Browser does not support script.
You should think about how you are going to organise your files and folders from the outset. Files can very quickly become disorganised and unmanageable if file names and folder structures are not organised in a consistent and logical way. Well organised files and folders make it easier to locate and retrieve your data and save time and frustration.
Naming files in a consistent and logical way will help you to distinguish between similar files and make finding your data easier. To ensure consistency and avoid confusion you should choose a system of naming conventions at the outset of your project and stick with it.
Your files will probably go through various drafts and versions.
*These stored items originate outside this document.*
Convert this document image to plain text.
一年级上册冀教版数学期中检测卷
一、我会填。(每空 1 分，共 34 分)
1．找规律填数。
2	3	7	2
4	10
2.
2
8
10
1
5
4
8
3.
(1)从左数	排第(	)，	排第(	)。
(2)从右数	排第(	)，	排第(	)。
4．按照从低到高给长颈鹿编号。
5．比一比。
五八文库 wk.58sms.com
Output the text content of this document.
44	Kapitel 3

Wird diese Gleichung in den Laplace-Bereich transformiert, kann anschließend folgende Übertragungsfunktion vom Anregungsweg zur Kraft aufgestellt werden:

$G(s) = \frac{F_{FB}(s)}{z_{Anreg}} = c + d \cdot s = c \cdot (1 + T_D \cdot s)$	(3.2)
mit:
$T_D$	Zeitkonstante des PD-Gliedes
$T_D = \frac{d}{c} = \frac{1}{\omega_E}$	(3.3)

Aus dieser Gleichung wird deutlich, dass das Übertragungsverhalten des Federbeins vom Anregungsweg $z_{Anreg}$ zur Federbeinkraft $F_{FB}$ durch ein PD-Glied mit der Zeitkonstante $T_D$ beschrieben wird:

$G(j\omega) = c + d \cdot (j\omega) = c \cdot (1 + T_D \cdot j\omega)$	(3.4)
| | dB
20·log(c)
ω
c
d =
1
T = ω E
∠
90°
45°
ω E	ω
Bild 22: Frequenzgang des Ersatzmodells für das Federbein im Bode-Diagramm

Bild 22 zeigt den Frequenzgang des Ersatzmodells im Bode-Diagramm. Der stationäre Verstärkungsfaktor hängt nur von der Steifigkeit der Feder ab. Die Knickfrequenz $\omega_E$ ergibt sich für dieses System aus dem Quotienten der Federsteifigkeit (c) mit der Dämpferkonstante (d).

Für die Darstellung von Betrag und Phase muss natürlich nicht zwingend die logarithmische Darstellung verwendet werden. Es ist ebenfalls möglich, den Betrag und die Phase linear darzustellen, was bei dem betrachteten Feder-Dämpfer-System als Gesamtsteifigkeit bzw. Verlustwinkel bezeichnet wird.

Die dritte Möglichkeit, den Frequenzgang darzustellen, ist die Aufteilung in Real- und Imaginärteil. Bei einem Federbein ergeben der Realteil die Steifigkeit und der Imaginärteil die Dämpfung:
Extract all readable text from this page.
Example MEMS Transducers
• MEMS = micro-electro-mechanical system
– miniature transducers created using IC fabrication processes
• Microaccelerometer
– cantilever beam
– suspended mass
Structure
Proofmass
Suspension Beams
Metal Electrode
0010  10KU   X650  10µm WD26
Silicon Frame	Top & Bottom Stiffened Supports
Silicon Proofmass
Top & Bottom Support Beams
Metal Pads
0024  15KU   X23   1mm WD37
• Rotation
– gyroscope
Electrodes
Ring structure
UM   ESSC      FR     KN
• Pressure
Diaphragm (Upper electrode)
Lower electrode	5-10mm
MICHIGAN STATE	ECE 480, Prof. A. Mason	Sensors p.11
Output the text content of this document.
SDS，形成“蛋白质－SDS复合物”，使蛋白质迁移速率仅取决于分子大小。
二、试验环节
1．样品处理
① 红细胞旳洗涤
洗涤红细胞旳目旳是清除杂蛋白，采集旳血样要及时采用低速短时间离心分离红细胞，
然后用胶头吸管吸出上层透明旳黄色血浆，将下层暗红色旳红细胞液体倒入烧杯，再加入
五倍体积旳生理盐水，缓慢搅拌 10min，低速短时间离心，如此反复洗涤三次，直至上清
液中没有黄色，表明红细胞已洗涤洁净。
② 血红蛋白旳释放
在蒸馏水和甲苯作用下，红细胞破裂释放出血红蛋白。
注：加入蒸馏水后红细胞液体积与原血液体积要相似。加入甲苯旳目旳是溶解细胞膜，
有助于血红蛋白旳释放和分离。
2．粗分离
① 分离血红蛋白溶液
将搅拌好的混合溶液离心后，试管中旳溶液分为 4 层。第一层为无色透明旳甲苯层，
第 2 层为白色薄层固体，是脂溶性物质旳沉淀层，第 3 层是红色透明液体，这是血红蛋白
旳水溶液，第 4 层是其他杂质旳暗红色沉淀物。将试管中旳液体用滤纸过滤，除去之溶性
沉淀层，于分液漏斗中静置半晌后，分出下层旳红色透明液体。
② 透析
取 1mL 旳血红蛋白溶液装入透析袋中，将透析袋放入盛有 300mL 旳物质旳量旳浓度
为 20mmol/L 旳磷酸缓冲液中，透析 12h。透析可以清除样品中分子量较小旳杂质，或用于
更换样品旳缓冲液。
If you are engaged in collaborative research your files may be revised by more than one person. How will you keep track of who made which changes or identify which is the current or final version? Version control allows you to manage and record the changes your documents go through as they are redrafted and amended.
Data documentation provides information about how and why data files were created, their content and structure, and what processes and transformations the data have undergone during the lifetime of the project. Data documentation also provides information that enables the data to be accessed and interpreted by future users.
A crucial part of making data user friendly, shareable and with long lasting usability is to ensure they can be understood and interpreted by any user. This requires clear data description, annotation, contextual information and documentation.– Document Your Data, UK Data Service
Metadata is sometimes defined as "data about data" or "information about data". Although the terms documentation and metadata are sometimes used interchangeably, metadata is also used in the more restricted sense of structured information that is both human and machine readable.
Metadata is structured information that describes, explains, locates, or otherwise makes it easier to retrieve, use, or manage an information resource.– Understanding Metadata, NISO, 2004
Providing adequate documentation and metadata to your data is essential. Documentation and metadata add context to your data and provide information necessary for its discovery and reuse. Adding metadata makes it easier for you to find and understand your own data as well as enabling your data to be accessed and shared - where appropriate - with others.
Exhaustive documentation and metadata compliant with your discipline's standards and schema will make your data Findable, Accessible, Interoperable and Reusable. In one word: they will make them FAIR.
Without adequate documentation and metadata your data are potentially meaningless. Ideally, you should begin documenting your data as it is created or collected rather than leaving it until the end of the project.
This will vary according to the type of data being described and the level of description. For most datasets you will usually be required to provide at least some basic descriptive information. Ideally, you should provide enough contextual information to allow others to discover, understand, access and reuse your data.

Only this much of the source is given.